Not about Aqsa's Hijab

I'm not sure how I feel about the current coverage of the case of Aqsa Parvez, the Mississauga girl whose father beat her to death recently.

There has been a lot said about his killing her "because she refused to wear a hijab" and, I don't know, maybe he saw it that way. But the thing is that abusers will abuse their victims for any and no reason. No one seems to be blaming the victim, which is nice, but I'm not convinced that the blame can be placed at the feet of Islam much more convincingly.

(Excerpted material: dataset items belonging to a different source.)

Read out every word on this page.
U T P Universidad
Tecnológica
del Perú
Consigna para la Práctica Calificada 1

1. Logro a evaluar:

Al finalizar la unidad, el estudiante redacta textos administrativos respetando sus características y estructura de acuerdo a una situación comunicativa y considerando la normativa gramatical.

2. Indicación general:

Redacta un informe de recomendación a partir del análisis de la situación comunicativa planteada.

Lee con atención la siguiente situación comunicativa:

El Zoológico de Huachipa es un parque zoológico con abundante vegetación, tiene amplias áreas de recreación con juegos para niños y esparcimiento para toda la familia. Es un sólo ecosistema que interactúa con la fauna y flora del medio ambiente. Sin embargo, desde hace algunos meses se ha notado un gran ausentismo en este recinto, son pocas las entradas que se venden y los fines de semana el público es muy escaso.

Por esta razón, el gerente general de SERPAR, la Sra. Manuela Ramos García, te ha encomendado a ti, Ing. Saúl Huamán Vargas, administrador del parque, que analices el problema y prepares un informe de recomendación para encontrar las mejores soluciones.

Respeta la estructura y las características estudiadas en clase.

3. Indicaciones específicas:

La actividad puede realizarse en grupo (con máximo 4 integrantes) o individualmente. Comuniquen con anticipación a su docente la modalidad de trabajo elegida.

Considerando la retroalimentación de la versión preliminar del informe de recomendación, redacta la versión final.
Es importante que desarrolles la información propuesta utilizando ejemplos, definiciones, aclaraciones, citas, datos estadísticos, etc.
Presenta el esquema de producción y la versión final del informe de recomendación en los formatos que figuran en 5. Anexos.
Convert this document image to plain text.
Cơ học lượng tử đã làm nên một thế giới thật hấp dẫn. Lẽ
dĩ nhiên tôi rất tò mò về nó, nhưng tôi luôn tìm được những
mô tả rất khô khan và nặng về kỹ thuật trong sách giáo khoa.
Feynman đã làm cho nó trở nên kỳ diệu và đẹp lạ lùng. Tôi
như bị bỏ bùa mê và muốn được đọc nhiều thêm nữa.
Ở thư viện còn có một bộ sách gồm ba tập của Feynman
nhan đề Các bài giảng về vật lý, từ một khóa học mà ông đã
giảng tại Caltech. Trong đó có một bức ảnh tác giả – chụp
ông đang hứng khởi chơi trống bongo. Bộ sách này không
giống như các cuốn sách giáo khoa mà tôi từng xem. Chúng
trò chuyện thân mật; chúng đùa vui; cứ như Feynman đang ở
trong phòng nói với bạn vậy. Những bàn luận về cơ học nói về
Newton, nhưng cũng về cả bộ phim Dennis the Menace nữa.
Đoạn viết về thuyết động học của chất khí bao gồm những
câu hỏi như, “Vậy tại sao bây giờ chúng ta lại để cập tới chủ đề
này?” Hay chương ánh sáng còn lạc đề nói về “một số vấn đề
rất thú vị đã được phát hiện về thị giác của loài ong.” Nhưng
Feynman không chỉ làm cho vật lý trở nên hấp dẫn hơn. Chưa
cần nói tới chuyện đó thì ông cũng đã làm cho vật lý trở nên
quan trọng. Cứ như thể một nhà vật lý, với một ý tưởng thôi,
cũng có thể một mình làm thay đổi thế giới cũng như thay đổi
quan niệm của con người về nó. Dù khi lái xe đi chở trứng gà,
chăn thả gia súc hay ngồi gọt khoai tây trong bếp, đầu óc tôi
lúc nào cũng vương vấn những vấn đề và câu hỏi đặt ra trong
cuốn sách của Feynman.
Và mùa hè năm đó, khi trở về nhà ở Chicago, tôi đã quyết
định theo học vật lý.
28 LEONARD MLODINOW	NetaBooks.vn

It's just not that simple. On the one hand, there's no doubt that a society that condones the use of violence by men to keep their wives and children in line will contain more abuse than one that does not, and that officially or de facto theocratic societies are more likely to hold such attitudes, and, among individuals, I suspect that devout practice of a strongly patriarchal religion is at least somewhat correlated with increased willingness among men to beat their wives and children, but even if these correlations hold there's no reasonable way to claim to know the causal direction, if any.

Are Western Europe and Canada more progressive than some other countries because we are less religious, or are we less religious because we are more progressive? Could even the most devout of Muslim men, if he had no problems with power or anger management, possibly beat his daughter to death?

Abusers abuse for power, for kicks, because it makes them feel bigger and better than their victims, and while it's possible that religious teachings and social approval can allow some abusers to reach extremes they wouldn't otherwise, and while religiously motivated peer pressure can cause otherwise loving parents to behave abusively in limited ways, I just don't think, ultimately, that we can draw any conclusions about this case other than that Aqsa Parvez's father is a lowly, scum sucking child abuser and should rot in jail for the rest of his miserable life.